One hundred and fifty million years ago, the swamps of Fujian province in southeastern China teemed with life. Fossils reveal a rich Jurassic ecosystem dubbed the Zhenghe Fauna, where turtles, frogs, and fish filled the waters and feathered dinosaurs stalked or waded on long, slender legs. And flitting about in the trees, there was a tiny creature whose recent discovery has upended our understanding of when and how birds became birds.
Its scientific name is Baminornis zhenghensis, a mixture of Mandarin and Ancient Greek meaning “Eight Min bird from Zhenghe” (Eight Min is a historical name for Fujian). Paleontologists discovered its incomplete fossil in 2023 and published a report about it in Nature in February 2025. In a written statement, Wang Min of the Chinese Academy of Sciences, lead researcher on the fossil, described Baminornis as similar in size to “a domesticated pet parrot.” Although Baminornis had small claws on its wings and may have had teeth in its beak, overall, it didn’t look very different from modern birds. That’s exactly what makes it so remarkable.
Just like today’s birds, Baminornis’s spine ended in a fused, stumpy tailbone called a pygostyle. It’s an adaptation for flight that shifts the body’s center of gravity and anchors the tail feathers used for steering in midair. Wang called the development of the pygostyle “one of the most profound changes in body structure during the transition of dinosaurs into birds.” But Baminornis is “the sole Jurassic and the oldest short-tailed bird yet discovered,” Wang wrote, predating previous record-holders like Yixianornis and Confuciusornis by about 20 million years. The discovery offers a new perspective on when birds started to look the way they do now.
In a commentary published in Nature, paleontologist Stephen L. Brusatte wrote that Baminornis “ranks among the most important bird fossils unearthed since the discovery of Archaeopteryx.” In 1861, just two years after Charles Darwin published On the Origin of Species, the first specimen of Archaeopteryx was discovered in Germany, sending shockwaves through the scientific community. Here was a smoking gun for the nascent theory of evolution: An apparent “missing link” between reptile and bird, with feathered, clawed wings, beakless, toothy jaws, and a long, bony tail.

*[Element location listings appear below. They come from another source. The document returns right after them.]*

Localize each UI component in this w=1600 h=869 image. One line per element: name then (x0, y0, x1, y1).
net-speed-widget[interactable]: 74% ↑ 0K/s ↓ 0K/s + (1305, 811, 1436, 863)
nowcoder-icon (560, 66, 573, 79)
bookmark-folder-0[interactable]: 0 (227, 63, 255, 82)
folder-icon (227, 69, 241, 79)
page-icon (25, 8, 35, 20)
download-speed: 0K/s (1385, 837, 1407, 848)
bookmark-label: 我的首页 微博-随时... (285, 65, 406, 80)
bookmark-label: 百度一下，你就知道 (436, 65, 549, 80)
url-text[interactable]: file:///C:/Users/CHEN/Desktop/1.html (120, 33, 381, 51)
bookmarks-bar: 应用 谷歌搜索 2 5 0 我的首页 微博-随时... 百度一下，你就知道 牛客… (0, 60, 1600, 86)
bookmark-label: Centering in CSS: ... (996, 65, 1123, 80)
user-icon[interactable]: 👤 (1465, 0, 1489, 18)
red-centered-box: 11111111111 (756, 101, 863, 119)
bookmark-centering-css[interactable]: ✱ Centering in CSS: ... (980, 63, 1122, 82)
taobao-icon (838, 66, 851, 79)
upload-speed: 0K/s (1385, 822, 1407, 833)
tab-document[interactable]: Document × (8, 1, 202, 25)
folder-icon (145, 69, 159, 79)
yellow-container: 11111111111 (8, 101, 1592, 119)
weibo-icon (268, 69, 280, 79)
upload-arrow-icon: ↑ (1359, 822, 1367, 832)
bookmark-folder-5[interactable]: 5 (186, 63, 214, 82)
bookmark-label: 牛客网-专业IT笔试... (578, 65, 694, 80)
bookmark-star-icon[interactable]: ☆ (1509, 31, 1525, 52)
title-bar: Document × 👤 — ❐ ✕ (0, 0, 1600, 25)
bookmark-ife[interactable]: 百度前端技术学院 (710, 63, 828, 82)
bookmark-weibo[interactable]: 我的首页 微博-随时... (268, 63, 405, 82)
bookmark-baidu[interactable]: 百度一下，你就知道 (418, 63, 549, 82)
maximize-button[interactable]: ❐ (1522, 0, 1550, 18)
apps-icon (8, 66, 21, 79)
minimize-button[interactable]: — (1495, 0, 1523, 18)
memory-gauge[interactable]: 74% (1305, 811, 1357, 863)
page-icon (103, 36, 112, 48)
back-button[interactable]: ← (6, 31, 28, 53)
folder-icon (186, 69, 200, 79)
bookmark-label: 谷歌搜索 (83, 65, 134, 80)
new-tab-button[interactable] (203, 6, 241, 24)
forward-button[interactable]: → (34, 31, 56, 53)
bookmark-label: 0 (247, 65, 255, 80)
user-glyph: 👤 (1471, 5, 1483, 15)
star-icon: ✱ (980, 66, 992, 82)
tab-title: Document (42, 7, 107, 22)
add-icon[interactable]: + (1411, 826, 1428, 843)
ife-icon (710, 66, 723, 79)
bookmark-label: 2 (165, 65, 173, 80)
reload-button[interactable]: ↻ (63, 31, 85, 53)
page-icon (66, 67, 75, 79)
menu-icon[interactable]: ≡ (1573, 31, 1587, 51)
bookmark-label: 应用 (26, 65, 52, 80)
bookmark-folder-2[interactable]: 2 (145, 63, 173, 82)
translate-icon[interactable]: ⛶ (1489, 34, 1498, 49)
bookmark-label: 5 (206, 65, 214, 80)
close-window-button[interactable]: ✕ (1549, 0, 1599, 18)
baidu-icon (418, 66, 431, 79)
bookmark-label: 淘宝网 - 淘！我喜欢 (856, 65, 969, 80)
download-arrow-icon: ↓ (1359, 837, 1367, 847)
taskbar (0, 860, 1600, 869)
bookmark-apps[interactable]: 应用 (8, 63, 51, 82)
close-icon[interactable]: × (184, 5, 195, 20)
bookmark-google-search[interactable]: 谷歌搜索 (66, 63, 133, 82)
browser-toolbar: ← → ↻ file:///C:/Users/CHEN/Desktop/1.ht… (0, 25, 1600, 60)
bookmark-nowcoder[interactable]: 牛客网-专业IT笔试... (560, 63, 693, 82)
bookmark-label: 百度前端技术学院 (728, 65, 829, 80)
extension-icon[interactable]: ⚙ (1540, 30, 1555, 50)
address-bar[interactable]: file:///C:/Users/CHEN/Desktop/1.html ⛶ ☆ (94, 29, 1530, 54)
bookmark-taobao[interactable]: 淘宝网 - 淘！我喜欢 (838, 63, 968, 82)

Our knowledge of how birds developed from dinosaurs has come a long way since then. Archaeopteryx is no longer regarded as the direct ancestor of modern birds, but one of many offshoots of the same feathered family tree. However, Archaeopteryx remained the oldest-known bird until the early 2000s, when slightly earlier relatives like Anchiornis were unearthed in China. Prime fossil-forming conditions in some Chinese provinces during the Jurassic and Cretaceous have resulted in hotspots for fossil discoveries, especially feathered dinosaurs. But there are still few birds known from the Jurassic Period (200 to 145 million years ago), and none with a relatively modern appearance—until Baminornis.
Wang argues that Baminornis is modern enough to be the earliest-known species that can be definitively called a bird, rather than a feathered dinosaur. Zhou Zhonghe, another researcher from Wang’s team, said that Baminornis is “the true Jurassic bird,” not Archaeopteryx. Whether you call the bony-tailed species birds or not, we know that they existed alongside Baminornis and for millions of years after. Losing the tail might have made some Jurassic birds better fliers, but it did not give them an immediate survival advantage over tailed birds.
We shouldn’t assume that Baminornis is the direct ancestor of modern birds, as Archaeopteryx was once thought to be, just because of its tailbone. Studies suggest that key characteristics of modern birds, like hollow bones, feathers, and even flight, may have evolved multiple times independently in dinosaurs. Future research might show that the same is true for the fused tailbone.
Evolution does not move in a straight line from point A to point B, and even within the same lineage of animals, vast diversity can exist at the same time. Among the wealth of Jurassic and Cretaceous fossils from China are numerous near-birds and not-birds unlike anything that exists today. Species like Yi qi (Mandarin for “strange wing”) had both feathers and batlike membranous wings, possibly used for gliding rather than true flight. Others had four wings, due to elongated feathers on both sets of limbs. The Enantornithes or “opposite birds” resembled modern birds, but were also strikingly different, with fossil eggs suggesting that at least some species could fly from the moment they hatched.
Baminornis is the latest addition to this dizzying avian menagerie. While you probably wouldn’t think twice if you saw a living Baminornis perched on a telephone wire, the same can’t be said for an Archaeopteryx: Yet the two were contemporaries. The more fossils we discover, the more we see that the story of birds is complex and still far from complete.